Tutto quello che potrei fare di buono per meritare la salvezza non sarebbe sufficiente, perché Dio esige la perfezione. Gesù ha detto: “Siate perfetti, come è perfetto il Padre vostro che è nei cieli” (Matteo 5:48).       

“Ma è impossibile!” ha obiettato una persona a cui l’ho detto. Giusto! Ma anche logico. Quale chirurgo permetterebbe a un assistente con le scarpe sporche di entrare nella sua sala operatoria, mentre sta operando?

Dio è perfetto e puro, perciò vuole con sé gente perfetta e pura. 

  • La salvezza NON dipende dalla nostra religiosità.
A Roma abbiamo la Scala Santa e la gente la sale in ginocchio per diminuire le sue pene in purgatorio (del quale la Bibbia non dice parola) e quelle dei suoi cari già morti. È una vera tortura a cui i fedeli si sottopongono e che, purtroppo, non serve loro a nulla. Le pratiche religiose non hanno mai salvato nessuno.

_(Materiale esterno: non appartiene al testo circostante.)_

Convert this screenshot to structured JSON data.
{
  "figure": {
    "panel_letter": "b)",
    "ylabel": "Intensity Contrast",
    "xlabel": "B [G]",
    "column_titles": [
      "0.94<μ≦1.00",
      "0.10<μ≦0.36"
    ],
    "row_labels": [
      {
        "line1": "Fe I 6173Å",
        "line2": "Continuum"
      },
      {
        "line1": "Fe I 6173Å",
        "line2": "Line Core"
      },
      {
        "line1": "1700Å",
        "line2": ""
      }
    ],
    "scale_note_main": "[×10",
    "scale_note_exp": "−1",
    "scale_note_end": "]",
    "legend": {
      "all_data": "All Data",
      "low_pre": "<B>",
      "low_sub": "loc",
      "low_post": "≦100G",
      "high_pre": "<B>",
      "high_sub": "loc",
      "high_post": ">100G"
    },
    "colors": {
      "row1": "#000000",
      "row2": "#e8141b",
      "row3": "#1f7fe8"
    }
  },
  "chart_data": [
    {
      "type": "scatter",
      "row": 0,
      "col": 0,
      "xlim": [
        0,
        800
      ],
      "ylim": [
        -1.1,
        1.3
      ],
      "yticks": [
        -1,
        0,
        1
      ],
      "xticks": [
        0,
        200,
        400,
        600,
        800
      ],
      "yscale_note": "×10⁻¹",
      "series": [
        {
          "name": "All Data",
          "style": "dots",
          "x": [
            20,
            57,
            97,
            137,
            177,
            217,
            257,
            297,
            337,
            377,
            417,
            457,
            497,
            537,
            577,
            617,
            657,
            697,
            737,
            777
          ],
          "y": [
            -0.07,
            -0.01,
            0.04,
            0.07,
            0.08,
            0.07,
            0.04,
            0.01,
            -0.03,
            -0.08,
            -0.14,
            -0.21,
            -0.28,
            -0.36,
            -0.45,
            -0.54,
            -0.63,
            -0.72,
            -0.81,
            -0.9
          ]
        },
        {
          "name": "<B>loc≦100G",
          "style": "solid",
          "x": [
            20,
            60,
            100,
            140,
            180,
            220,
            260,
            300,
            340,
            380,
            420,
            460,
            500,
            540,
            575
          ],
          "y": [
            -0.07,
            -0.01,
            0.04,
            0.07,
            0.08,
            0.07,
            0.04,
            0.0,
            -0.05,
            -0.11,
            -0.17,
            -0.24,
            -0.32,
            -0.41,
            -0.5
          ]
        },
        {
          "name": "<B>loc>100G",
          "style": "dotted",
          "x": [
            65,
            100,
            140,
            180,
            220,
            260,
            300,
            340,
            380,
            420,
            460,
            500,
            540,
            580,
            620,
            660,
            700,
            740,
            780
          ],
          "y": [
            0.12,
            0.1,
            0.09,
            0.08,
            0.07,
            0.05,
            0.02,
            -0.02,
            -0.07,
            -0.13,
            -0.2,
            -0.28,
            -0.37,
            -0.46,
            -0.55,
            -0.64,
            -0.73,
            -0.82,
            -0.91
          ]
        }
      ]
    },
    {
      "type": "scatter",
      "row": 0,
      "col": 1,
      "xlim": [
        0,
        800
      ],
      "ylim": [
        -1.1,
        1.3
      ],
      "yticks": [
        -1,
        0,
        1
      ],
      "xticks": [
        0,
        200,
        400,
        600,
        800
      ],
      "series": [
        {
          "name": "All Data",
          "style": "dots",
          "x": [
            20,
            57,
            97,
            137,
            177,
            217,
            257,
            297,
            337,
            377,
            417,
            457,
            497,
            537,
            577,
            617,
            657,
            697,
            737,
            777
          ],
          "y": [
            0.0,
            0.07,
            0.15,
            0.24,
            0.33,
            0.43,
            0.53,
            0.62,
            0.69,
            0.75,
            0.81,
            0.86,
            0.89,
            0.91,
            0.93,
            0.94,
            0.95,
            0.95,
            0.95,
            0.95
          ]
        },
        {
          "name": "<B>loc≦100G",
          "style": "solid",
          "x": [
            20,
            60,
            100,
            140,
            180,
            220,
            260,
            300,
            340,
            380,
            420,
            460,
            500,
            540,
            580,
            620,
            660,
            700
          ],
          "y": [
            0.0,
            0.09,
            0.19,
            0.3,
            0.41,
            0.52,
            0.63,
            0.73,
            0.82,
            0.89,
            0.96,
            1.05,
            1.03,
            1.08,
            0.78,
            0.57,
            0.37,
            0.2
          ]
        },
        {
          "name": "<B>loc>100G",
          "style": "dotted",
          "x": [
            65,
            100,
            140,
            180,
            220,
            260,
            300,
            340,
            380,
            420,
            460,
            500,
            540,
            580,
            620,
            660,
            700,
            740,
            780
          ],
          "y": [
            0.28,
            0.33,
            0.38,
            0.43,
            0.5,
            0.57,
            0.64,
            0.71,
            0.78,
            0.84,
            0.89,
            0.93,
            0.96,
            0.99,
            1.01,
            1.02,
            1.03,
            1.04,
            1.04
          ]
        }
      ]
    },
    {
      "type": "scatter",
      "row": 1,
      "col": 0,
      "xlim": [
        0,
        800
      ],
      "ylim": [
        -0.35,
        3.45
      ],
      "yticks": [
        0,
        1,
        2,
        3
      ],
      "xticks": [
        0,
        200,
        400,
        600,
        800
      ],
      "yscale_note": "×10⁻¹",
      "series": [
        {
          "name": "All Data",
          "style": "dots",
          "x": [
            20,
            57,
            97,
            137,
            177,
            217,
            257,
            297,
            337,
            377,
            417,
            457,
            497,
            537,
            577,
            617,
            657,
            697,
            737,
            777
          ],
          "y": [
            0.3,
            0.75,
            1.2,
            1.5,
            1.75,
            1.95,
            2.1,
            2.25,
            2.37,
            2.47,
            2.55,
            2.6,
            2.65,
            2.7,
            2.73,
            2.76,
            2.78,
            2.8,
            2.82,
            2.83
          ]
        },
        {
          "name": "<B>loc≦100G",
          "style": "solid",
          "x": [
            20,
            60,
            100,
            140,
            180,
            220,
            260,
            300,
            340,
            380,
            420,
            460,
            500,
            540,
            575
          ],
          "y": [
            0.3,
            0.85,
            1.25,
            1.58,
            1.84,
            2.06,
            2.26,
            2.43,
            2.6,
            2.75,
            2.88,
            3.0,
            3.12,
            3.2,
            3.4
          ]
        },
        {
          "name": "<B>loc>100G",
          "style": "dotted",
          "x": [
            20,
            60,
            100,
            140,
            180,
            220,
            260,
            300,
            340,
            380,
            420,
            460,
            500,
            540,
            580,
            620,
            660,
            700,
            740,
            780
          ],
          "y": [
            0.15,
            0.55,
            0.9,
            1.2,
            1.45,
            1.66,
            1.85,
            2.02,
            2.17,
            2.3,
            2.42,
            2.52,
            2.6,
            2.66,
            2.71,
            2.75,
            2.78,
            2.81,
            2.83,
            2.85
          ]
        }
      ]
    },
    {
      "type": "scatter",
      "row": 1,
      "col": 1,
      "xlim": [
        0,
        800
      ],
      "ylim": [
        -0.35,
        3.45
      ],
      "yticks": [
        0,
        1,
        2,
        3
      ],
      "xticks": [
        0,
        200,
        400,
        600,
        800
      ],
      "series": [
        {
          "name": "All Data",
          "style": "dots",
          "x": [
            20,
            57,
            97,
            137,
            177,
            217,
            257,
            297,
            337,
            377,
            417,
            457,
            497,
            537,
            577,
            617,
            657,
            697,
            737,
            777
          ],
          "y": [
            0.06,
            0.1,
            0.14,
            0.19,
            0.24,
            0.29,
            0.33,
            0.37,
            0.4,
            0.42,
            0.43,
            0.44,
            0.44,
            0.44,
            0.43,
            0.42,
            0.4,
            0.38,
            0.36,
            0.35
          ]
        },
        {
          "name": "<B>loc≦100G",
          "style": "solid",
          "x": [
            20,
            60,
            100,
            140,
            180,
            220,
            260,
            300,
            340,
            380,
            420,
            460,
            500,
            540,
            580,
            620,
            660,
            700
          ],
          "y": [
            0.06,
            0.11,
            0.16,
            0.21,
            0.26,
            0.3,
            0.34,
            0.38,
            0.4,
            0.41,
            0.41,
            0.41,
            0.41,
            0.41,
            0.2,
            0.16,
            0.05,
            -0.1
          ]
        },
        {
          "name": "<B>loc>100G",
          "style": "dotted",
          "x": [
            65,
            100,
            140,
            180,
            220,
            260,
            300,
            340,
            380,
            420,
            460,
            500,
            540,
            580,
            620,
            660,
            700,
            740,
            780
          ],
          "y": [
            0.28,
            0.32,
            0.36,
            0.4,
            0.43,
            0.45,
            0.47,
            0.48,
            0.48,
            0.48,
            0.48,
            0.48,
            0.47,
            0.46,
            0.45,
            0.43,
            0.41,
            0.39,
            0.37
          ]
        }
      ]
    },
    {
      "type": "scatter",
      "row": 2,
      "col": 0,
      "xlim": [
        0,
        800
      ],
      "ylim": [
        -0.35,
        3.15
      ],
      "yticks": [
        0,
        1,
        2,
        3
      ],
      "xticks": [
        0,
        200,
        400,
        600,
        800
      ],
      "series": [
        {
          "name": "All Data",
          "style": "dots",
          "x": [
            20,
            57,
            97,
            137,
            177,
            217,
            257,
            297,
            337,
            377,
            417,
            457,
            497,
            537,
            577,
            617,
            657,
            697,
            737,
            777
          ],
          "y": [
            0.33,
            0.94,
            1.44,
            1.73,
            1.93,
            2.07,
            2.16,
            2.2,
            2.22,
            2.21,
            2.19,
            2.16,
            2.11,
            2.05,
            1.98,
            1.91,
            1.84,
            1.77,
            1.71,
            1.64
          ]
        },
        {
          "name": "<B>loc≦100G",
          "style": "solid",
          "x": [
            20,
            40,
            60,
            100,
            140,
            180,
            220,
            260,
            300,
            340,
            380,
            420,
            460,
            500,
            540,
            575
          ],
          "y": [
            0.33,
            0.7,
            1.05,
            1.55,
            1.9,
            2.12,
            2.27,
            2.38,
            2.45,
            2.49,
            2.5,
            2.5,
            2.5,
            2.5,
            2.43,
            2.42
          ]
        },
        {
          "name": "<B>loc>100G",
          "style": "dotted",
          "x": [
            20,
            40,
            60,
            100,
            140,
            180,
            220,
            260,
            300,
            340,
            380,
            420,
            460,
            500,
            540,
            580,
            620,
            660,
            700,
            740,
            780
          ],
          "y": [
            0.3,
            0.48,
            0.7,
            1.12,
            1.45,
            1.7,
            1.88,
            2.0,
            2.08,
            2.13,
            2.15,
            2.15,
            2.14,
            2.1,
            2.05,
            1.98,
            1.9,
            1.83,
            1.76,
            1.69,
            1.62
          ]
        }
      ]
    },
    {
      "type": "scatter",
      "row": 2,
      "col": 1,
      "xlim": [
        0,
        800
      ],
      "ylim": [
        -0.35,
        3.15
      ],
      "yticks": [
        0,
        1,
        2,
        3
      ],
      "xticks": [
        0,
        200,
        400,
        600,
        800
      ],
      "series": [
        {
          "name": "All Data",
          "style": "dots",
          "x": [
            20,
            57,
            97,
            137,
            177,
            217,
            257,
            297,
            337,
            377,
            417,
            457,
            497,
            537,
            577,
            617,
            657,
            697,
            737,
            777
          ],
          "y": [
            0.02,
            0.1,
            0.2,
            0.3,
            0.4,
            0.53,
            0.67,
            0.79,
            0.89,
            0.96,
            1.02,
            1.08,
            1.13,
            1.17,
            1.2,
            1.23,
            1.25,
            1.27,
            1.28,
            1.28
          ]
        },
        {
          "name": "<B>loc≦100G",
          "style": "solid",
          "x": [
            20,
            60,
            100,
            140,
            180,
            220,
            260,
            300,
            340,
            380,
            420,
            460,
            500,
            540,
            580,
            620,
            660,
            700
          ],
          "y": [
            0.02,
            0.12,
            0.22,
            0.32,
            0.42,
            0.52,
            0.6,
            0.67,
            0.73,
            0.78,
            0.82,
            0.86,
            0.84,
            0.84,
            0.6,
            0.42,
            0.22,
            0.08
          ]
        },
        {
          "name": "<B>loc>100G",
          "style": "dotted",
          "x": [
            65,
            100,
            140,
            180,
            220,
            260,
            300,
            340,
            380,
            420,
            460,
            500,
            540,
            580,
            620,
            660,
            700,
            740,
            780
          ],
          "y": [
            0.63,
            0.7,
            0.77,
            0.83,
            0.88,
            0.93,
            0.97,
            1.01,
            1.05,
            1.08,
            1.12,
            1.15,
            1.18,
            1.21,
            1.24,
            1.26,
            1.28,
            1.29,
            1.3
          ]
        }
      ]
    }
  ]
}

Il libro degli Atti degli Apostoli racconta, per esempio, che l’Apostolo Pietro fu mandato da Dio da un certo Cornelio, un Centurione romano, che era religioso e buono. Era uno che pregava, faceva elemosine e di cui tutti dicevano un mondo di bene. Dio gli aveva addirittura parlato, dicendogli: “Manda a chiamare Pietro perché ti parlerà di cose per le quali sarai salvato tu e la casa tua” (Atti 11:14).

E così fu: Pietro andò da lui e gli parlò di Cristo e della sua opera. Cornelio e la sua famiglia, ascoltarono e credettero a ciò che Pietro diceva. Dopo di che, furono salvati! La loro devozione non era stata sufficiente per salvarli.     

“Ma Cornelio era buono e Dio lo ha ricompensato, per i suoi meriti!” mi dite.

Beh, allora la volta prossima parleremo di un cattivo!

Ci sentiamo!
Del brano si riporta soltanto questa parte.